Roberts wrote: “This sounds worse than our issues around the 100’ boundary.”

“This was trying to reduce some of that anxiety going into November,” Roberts said.

Below the story, one comment read: “BLM = Behaving Like Monkeys.”

BLM is an acronym for the Black Lives Matter movement.

Another commenter wrote: “The obamas on vacation!”

“Do you think it’s appropriate to send content with these kinds of comments to an office, particularly for Metro government?” Autler asked.

“I didn’t send the content, I sent the website,” Roberts said.

“And this was on the website,” Autler said.

“And the website is not an offbeat, we’re talking about a national news organization,” Roberts said.

Overall, DeLanis said the commission’s new “speak up” policy worked. Passed last year, the policy was intended to make employees more comfortable with filing complaints against supervisors.

Before then, there was no formal mechanism to file such complaints within the commission.

“Last year Mr. Buchanan made a comment to our crew. Now we have a complaint from a woman who filed a racial discrimination complaint. Is there a problem with how officials in your office treat women?” asked Autler.

“I don’t think you can relate that,” DeLanis said. “Mr. Buchanan made an ill-considered comment and it was inappropriate and I can’t defend that. But that has nothing to do with the inner workings of the staff and our new administrator of elections.”

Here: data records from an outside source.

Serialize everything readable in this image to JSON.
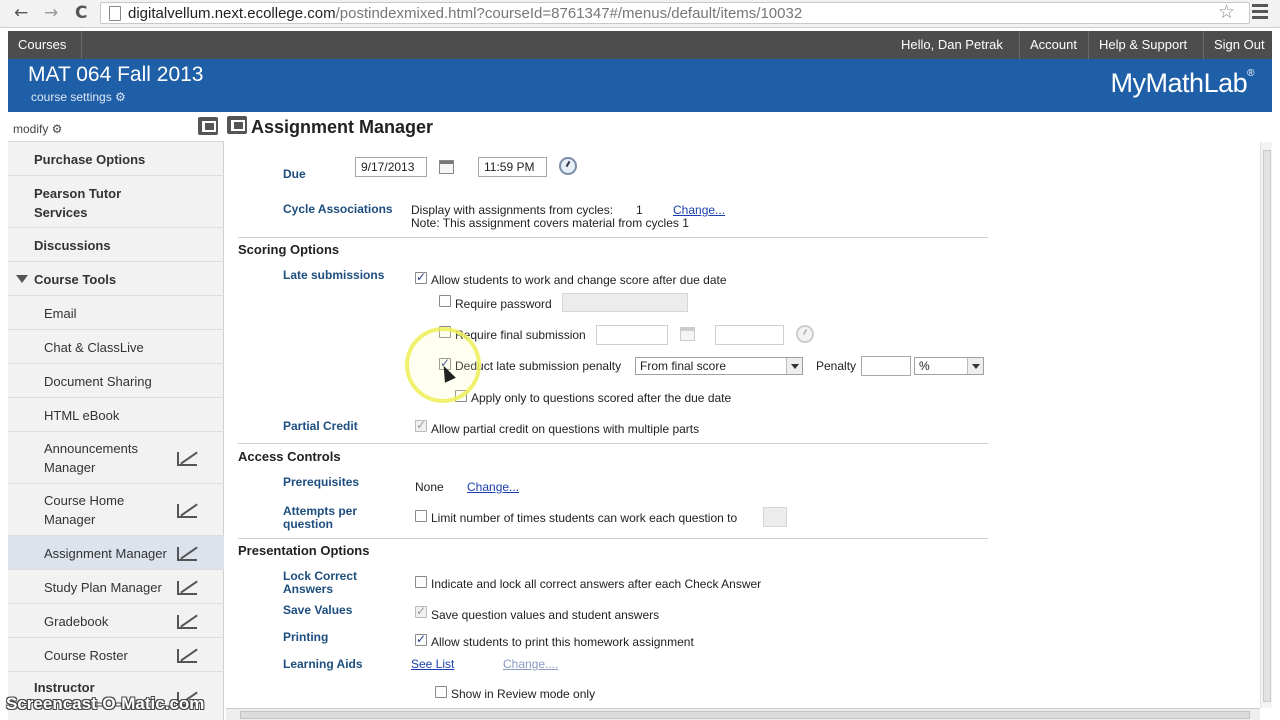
{
  "browser": {
    "back": "←",
    "forward": "→",
    "reload": "C",
    "url_host": "digitalvellum.next.ecollege.com",
    "url_path": "/postindexmixed.html?courseId=8761347#/menus/default/items/10032",
    "star": "☆"
  },
  "topnav": {
    "courses": "Courses",
    "greeting": "Hello, Dan Petrak",
    "account": "Account",
    "help": "Help & Support",
    "signout": "Sign Out"
  },
  "header": {
    "course_title": "MAT 064 Fall 2013",
    "course_settings": "course settings ⚙",
    "logo": "MyMathLab",
    "logo_mark": "®"
  },
  "sidebar": {
    "modify": "modify ⚙",
    "items": [
      {
        "label": "Purchase Options"
      },
      {
        "label": "Pearson Tutor Services"
      },
      {
        "label": "Discussions"
      },
      {
        "label": "Course Tools"
      },
      {
        "label": "Email"
      },
      {
        "label": "Chat & ClassLive"
      },
      {
        "label": "Document Sharing"
      },
      {
        "label": "HTML eBook"
      },
      {
        "label": "Announcements Manager"
      },
      {
        "label": "Course Home Manager"
      },
      {
        "label": "Assignment Manager"
      },
      {
        "label": "Study Plan Manager"
      },
      {
        "label": "Gradebook"
      },
      {
        "label": "Course Roster"
      },
      {
        "label": "Instructor"
      }
    ]
  },
  "main": {
    "title": "Assignment Manager",
    "due": {
      "label": "Due",
      "date": "9/17/2013",
      "time": "11:59 PM"
    },
    "cycle": {
      "label": "Cycle Associations",
      "line1": "Display with assignments from cycles:",
      "count": "1",
      "change": "Change...",
      "note": "Note: This assignment covers material from cycles 1"
    },
    "scoring": {
      "heading": "Scoring Options",
      "late_label": "Late submissions",
      "allow_change": "Allow students to work and change score after due date",
      "require_password": "Require password",
      "require_final": "Require final submission",
      "deduct": "Deduct late submission penalty",
      "deduct_mode": "From final score",
      "penalty_label": "Penalty",
      "penalty_unit": "%",
      "apply_only": "Apply only to questions scored after the due date",
      "partial_label": "Partial Credit",
      "partial_text": "Allow partial credit on questions with multiple parts"
    },
    "access": {
      "heading": "Access Controls",
      "prereq_label": "Prerequisites",
      "prereq_value": "None",
      "prereq_change": "Change...",
      "attempts_label_1": "Attempts per",
      "attempts_label_2": "question",
      "attempts_text": "Limit number of times students can work each question to"
    },
    "presentation": {
      "heading": "Presentation Options",
      "lock_label_1": "Lock Correct",
      "lock_label_2": "Answers",
      "lock_text": "Indicate and lock all correct answers after each Check Answer",
      "save_label": "Save Values",
      "save_text": "Save question values and student answers",
      "print_label": "Printing",
      "print_text": "Allow students to print this homework assignment",
      "aids_label": "Learning Aids",
      "aids_see": "See List",
      "aids_change": "Change....",
      "review_text": "Show in Review mode only"
    }
  },
  "watermark": "Screencast-O-Matic.com"
}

DeLanis said he believes both the employee and Roberts, making it hard to draw conclusions.

“Even isolated, is it ever appropriate to make a reference, to compare a black employee to a monkey?” Autler asked.

“We don’t know that’s what happened,” DeLanis said. “We know that she made a reference to a cup.”

Ludye Wallace, the president of Nashville’s NAACP, said he also doesn’t know exactly what happened. But after reviewing the documents involved in the investigation, he shared what he does know.

“When you’re in these positions, high positions, and especially with the government, you should be more sensitive,” Wallace said. “It’s the kind of thing that should not happen.”

Roberts said even though he doesn’t remember making the comment, he apologized.

“Why let it linger?” he said in an interview with the I-Team.

The employee who filed the complaint said she has no comment.